Il se disait autrefois à la gauche de la gauche qu’un ministre communiste n’était pas nécessairement un communiste ministre. A fortiori François Hollande, président de la République aujourd’hui mais social-bureaucrate bon teint depuis des décennies, devrait pouvoir, sans se faire houspiller, déclarer comme il l’a fait hier soir sur France 2 qu’il « n’est plus un président socialiste ». D’ailleurs, l’usage de « pas » eût été préférable à celui de « plus » qui suppose qu’il le fut un temps.
Les procès en déviance idéologique instruits sur Libé ou Médiapart et repris par Liennemann ou Mélenchon sont donc conduits sur de fausses bases, ce qui n’a rien d’étonnant s’agissant d’instructions menées par une procurature d’essence stalinienne.

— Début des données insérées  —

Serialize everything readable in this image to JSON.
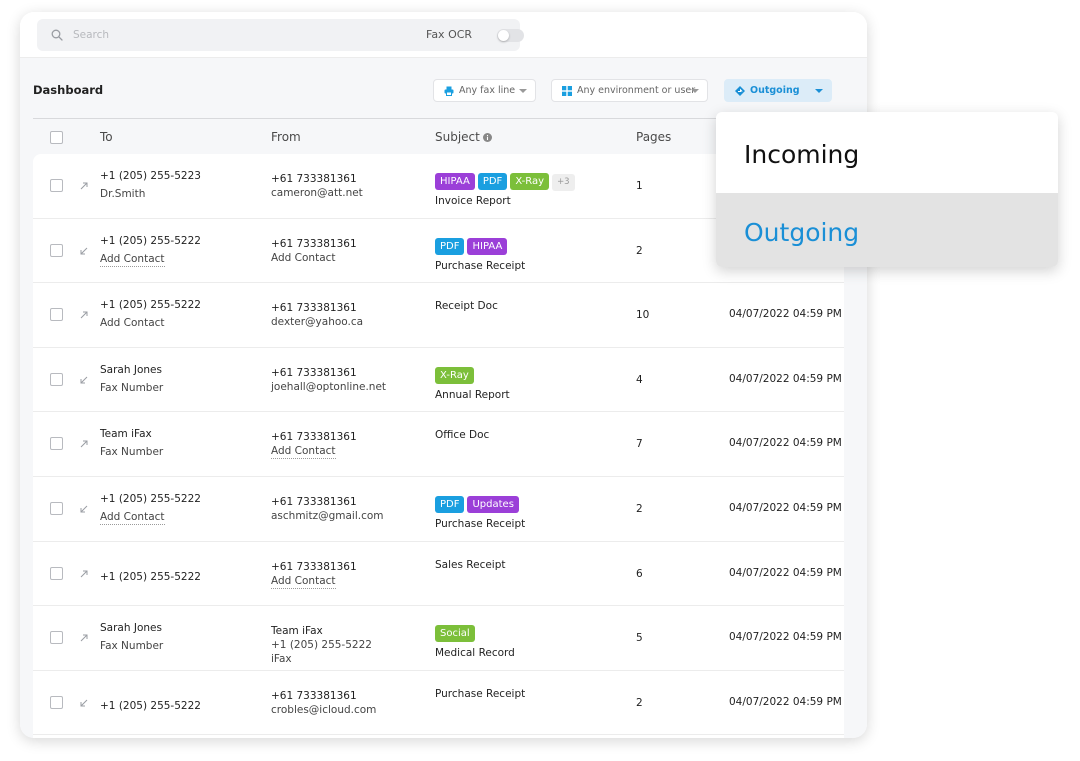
{
  "search": {
    "placeholder": "Search"
  },
  "fax_ocr": {
    "label": "Fax OCR",
    "enabled": false
  },
  "page_title": "Dashboard",
  "filters": {
    "fax_line": "Any fax line",
    "environment": "Any environment or user",
    "direction": "Outgoing"
  },
  "table": {
    "headers": {
      "to": "To",
      "from": "From",
      "subject": "Subject",
      "pages": "Pages"
    },
    "rows": [
      {
        "direction": "outgoing",
        "to": "+1 (205) 255-5223",
        "to_sub": "Dr.Smith",
        "to_sub_link": false,
        "from": "+61 733381361",
        "from_sub": "cameron@att.net",
        "from_sub_link": false,
        "from_sub2": "",
        "tags": [
          {
            "label": "HIPAA",
            "color": "#9b3fd8"
          },
          {
            "label": "PDF",
            "color": "#1a9fe0"
          },
          {
            "label": "X-Ray",
            "color": "#7cbf3a"
          }
        ],
        "tags_more": "+3",
        "subject": "Invoice Report",
        "pages": "1",
        "date": ""
      },
      {
        "direction": "incoming",
        "to": "+1 (205) 255-5222",
        "to_sub": "Add Contact",
        "to_sub_link": true,
        "from": "+61 733381361",
        "from_sub": "Add Contact",
        "from_sub_link": false,
        "from_sub2": "",
        "tags": [
          {
            "label": "PDF",
            "color": "#1a9fe0"
          },
          {
            "label": "HIPAA",
            "color": "#9b3fd8"
          }
        ],
        "tags_more": "",
        "subject": "Purchase Receipt",
        "pages": "2",
        "date": ""
      },
      {
        "direction": "outgoing",
        "to": "+1 (205) 255-5222",
        "to_sub": "Add Contact",
        "to_sub_link": false,
        "from": "+61 733381361",
        "from_sub": "dexter@yahoo.ca",
        "from_sub_link": false,
        "from_sub2": "",
        "tags": [],
        "tags_more": "",
        "subject": "Receipt Doc",
        "pages": "10",
        "date": "04/07/2022 04:59 PM"
      },
      {
        "direction": "incoming",
        "to": "Sarah Jones",
        "to_sub": "Fax Number",
        "to_sub_link": false,
        "from": "+61 733381361",
        "from_sub": "joehall@optonline.net",
        "from_sub_link": false,
        "from_sub2": "",
        "tags": [
          {
            "label": "X-Ray",
            "color": "#7cbf3a"
          }
        ],
        "tags_more": "",
        "subject": "Annual Report",
        "pages": "4",
        "date": "04/07/2022 04:59 PM"
      },
      {
        "direction": "outgoing",
        "to": "Team iFax",
        "to_sub": "Fax Number",
        "to_sub_link": false,
        "from": "+61 733381361",
        "from_sub": "Add Contact",
        "from_sub_link": true,
        "from_sub2": "",
        "tags": [],
        "tags_more": "",
        "subject": "Office Doc",
        "pages": "7",
        "date": "04/07/2022 04:59 PM"
      },
      {
        "direction": "incoming",
        "to": "+1 (205) 255-5222",
        "to_sub": "Add Contact",
        "to_sub_link": true,
        "from": "+61 733381361",
        "from_sub": "aschmitz@gmail.com",
        "from_sub_link": false,
        "from_sub2": "",
        "tags": [
          {
            "label": "PDF",
            "color": "#1a9fe0"
          },
          {
            "label": "Updates",
            "color": "#9b3fd8"
          }
        ],
        "tags_more": "",
        "subject": "Purchase Receipt",
        "pages": "2",
        "date": "04/07/2022 04:59 PM"
      },
      {
        "direction": "outgoing",
        "to": "+1 (205) 255-5222",
        "to_sub": "",
        "to_sub_link": false,
        "from": "+61 733381361",
        "from_sub": "Add Contact",
        "from_sub_link": true,
        "from_sub2": "",
        "tags": [],
        "tags_more": "",
        "subject": "Sales Receipt",
        "pages": "6",
        "date": "04/07/2022 04:59 PM"
      },
      {
        "direction": "outgoing",
        "to": "Sarah Jones",
        "to_sub": "Fax Number",
        "to_sub_link": false,
        "from": "Team iFax",
        "from_sub": "+1 (205) 255-5222",
        "from_sub_link": false,
        "from_sub2": "iFax",
        "tags": [
          {
            "label": "Social",
            "color": "#7cbf3a"
          }
        ],
        "tags_more": "",
        "subject": "Medical Record",
        "pages": "5",
        "date": "04/07/2022 04:59 PM"
      },
      {
        "direction": "incoming",
        "to": "+1 (205) 255-5222",
        "to_sub": "",
        "to_sub_link": false,
        "from": "+61 733381361",
        "from_sub": "crobles@icloud.com",
        "from_sub_link": false,
        "from_sub2": "",
        "tags": [],
        "tags_more": "",
        "subject": "Purchase Receipt",
        "pages": "2",
        "date": "04/07/2022 04:59 PM"
      }
    ]
  },
  "direction_menu": {
    "incoming": "Incoming",
    "outgoing": "Outgoing",
    "selected": "Outgoing"
  }
}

Reprocher à Mou-Président d’endiguer la hausse des impôts et les dépenses publiques est d’abord une erreur factuelle puisque les derniers chiffres de l’Insee démontrent que ni les uns ni les autres n’ont cessé d’augmenter. Les économies budgétaires réellement décidées par Hollande sont bien faibles et bien floues.
Jamais les gardiens sourcilleux du temple post-marxiste, qui n’ont que l’expression « casse des services publics » à la bouche, n’expliquent d’ailleurs comment ils s’y prendraient pour financer une aggravation du grand gaspillage clientéliste qu’ils confondent avec la gauche, gangrenés qu’ils sont par les intérêts syndicaux dans la fonction publique. Iront-ils solliciter les marchés financiers en brandissant le statut de la fonction publique et les pensées de Stéphane Hessel en guise de bibles progressistes pour les convertir ? Se saisir des assurances-vie des Français ? Poster des gardes-rouges aux frontières pour tirer à vue sur les passeurs de capitaux ?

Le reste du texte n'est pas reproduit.